Project Leader

Juan Cubillos Moreno

Juan Cubillos Moreno

Who I am

I grew up in the bustling city of Bogotá, Colombia, high up and far from the sea, but fishing in nearby streams and rivers led to my love for water. While studying for my Bachelor’s degree, I developed a project on the bio-accumulation of mercury in fishes as a result of illegal mining in the Amazon Basin, and it was there that I discovered a passion for studying fishes and their migration patterns. A few years later I had the opportunity to take part in the first assessment of the conservation status of sawfishes along the North Pacific coast of Colombia and helped establish a project to identify shark by-catch by DNA barcoding and to assess shark fisheries in artisanal fishing communities. My research focuses on molecular ecology and the use of genetic tools to study the distribution, ecology and evolution of fishes. Today I work in two worlds: remote locations along Colombia’s Pacific coastline and among the tidal flats of the Wadden Sea in northern Europe. I am a PhD student at the University of Oldenburg in Germany, studying the distribution, ecology and migration patterns of fishes that swim up rivers from the sea to spawn.

Where I work

Colombia’s Pacific coast is a region of contrast, with long, sandy beaches encircled by rocky outcrops, mangroves and estuaries, and rainforest that extends upward to the coastal mountains of the Serranía del Baudó. It is well known as a hotspot with one of the highest tallies of biodiversity in the world. However, what lives beneath the ocean’s surface was important only to the locals who earn their livelihood from artisanal fisheries or those who fly around the world to exotic places for sport fishing. Now, although more and more research is being conducted in locations along the coast, there is one species that has not been seen for several decades. Once common, it may still lurk hidden among the mangrove roots and in the murky waters of river estuaries.
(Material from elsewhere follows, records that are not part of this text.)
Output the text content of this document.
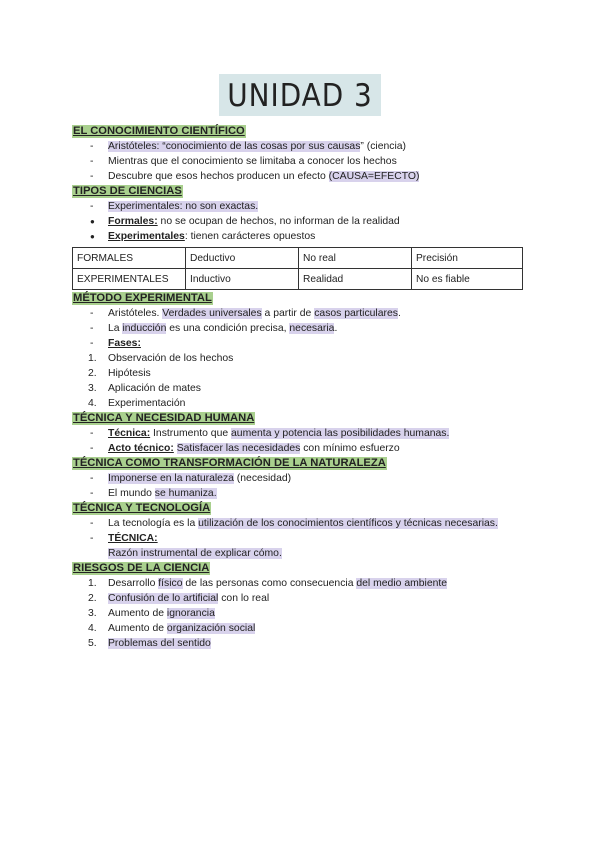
UNIDAD 3
EL CONOCIMIENTO CIENTÍFICO
-	Aristóteles: “conocimiento de las cosas por sus causas” (ciencia)
-	Mientras que el conocimiento se limitaba a conocer los hechos
-	Descubre que esos hechos producen un efecto (CAUSA=EFECTO)
TIPOS DE CIENCIAS
-	Experimentales: no son exactas.
●	Formales: no se ocupan de hechos, no informan de la realidad
●	Experimentales: tienen carácteres opuestos
FORMALES	Deductivo	No real	Precisión
EXPERIMENTALES	Inductivo	Realidad	No es fiable
MÉTODO EXPERIMENTAL
-	Aristóteles. Verdades universales a partir de casos particulares.
-	La inducción es una condición precisa, necesaria.
-	Fases:
1.	Observación de los hechos
2.	Hipótesis
3.	Aplicación de mates
4.	Experimentación
TÉCNICA Y NECESIDAD HUMANA
-	Técnica: Instrumento que aumenta y potencia las posibilidades humanas.
-	Acto técnico: Satisfacer las necesidades con mínimo esfuerzo
TÉCNICA COMO TRANSFORMACIÓN DE LA NATURALEZA
-	Imponerse en la naturaleza (necesidad)
-	El mundo se humaniza.
TÉCNICA Y TECNOLOGÍA
-	La tecnología es la utilización de los conocimientos científicos y técnicas necesarias.
-	TÉCNICA:
Razón instrumental de explicar cómo.
RIESGOS DE LA CIENCIA
1.	Desarrollo físico de las personas como consecuencia del medio ambiente
2.	Confusión de lo artificial con lo real
3.	Aumento de ignorancia
4.	Aumento de organización social
5.	Problemas del sentido
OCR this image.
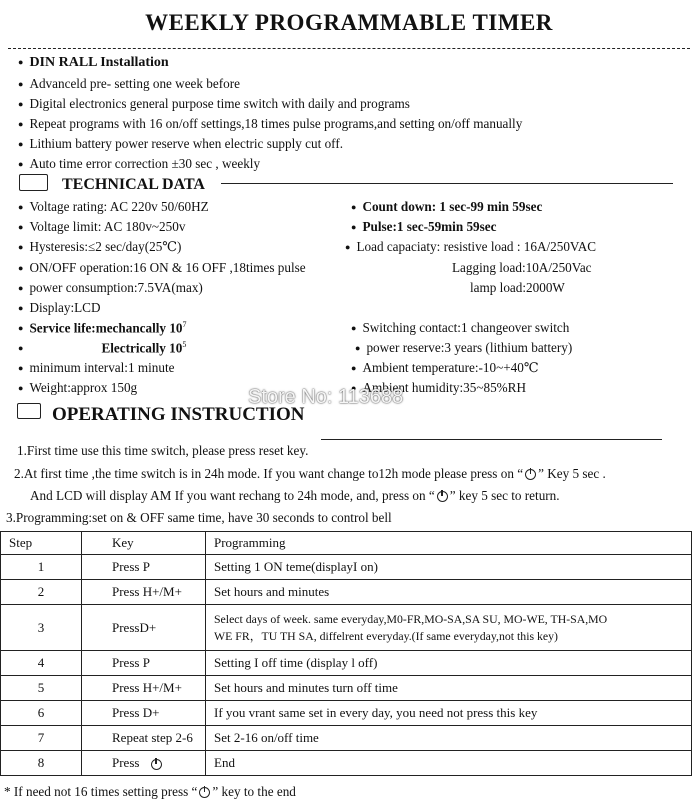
WEEKLY PROGRAMMABLE TIMER
● DIN RALL Installation
● Advanceld pre- setting one week before
● Digital electronics general purpose time switch with daily and programs
● Repeat programs with 16 on/off settings,18 times pulse programs,and setting on/off manually
● Lithium battery power reserve when electric supply cut off.
● Auto time error correction ±30 sec , weekly
TECHNICAL DATA
● Voltage rating: AC 220v 50/60HZ
● Voltage limit: AC 180v~250v
● Hysteresis:≤2 sec/day(25℃)
● ON/OFF operation:16 ON & 16 OFF ,18times pulse
● power consumption:7.5VA(max)
● Display:LCD
● Service life:mechancally $10^7$
● Electrically $10^5$
● minimum interval:1 minute
● Weight:approx 150g
● Count down: 1 sec-99 min 59sec
● Pulse:1 sec-59min 59sec
● Load capaciaty: resistive load : 16A/250VAC
Lagging load:10A/250Vac
lamp load:2000W
● Switching contact:1 changeover switch
● power reserve:3 years (lithium battery)
● Ambient temperature:-10~+40℃
● Ambient humidity:35~85%RH
OPERATING INSTRUCTION
Store No: 113688
1.First time use this time switch, please press reset key.
2.At first time ,the time switch is in 24h mode. If you want change to12h mode please press on “ ” Key 5 sec .
And LCD will display AM If you want rechang to 24h mode, and, press on “ ” key 5 sec to return.
3.Programming:set on & OFF same time, have 30 seconds to control bell
Step	Key	Programming
1	Press P	Setting 1 ON teme(displayI on)
2	Press H+/M+	Set hours and minutes
3	PressD+	Select days of week. same everyday,M0-FR,MO-SA,SA SU, MO-WE, TH-SA,MO
WE FR，TU TH SA, diffelrent everyday.(If same everyday,not this key)

4	Press P	Setting I off time (display l off)
5	Press H+/M+	Set hours and minutes turn off time
6	Press D+	If you vrant same set in every day, you need not press this key
7	Repeat step 2-6	Set 2-16 on/off time
8	Press	End
* If need not 16 times setting press “ ” key to the end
At present it is only the anecdotal accounts of community elders that tell the story of the largetooth sawfish, making it something of a myth or, as the locals call it, ‘El Guacapa’. Several independent studies have tried in recent decades to assess the status of sawfish populations, but there is still a gap in knowledge about whether the species is still present, its local decline and the demography of any populations in the region. We aim to use the methods that I have been applying to fishes in the Wadden Sea to shed light on the presence and distribution of largetooth sawfishes in the estuaries and mangrove areas of the Northern Pacific coast of Chocó.

What I do

In recent years, new fishing regulations have come into force in the Chocó region, proclaiming an exclusive zone for artisanal fishing and a ban on gill nets. The aim of these measures was to help fish stocks recover and to reduce the pressure on marine ecosystems from fishing gear. The regulations will probably help to protect sawfishes indirectly by reducing by-catch and entanglement in the trawl and gill nets of commercial fisheries. However, they have also resulted in a considerable reduction in sawfish sightings and records by fishers. Other monitoring methods, such as the use of remote video cameras, cannot be easily implemented due to the estuaries’ murky waters. Currently I am working with the Talking Oceans Foundation and other collaborators to collect water samples from which we can detect traces of DNA left by sawfishes (environmental DNA) and thus gain new insights into the ecology of the species.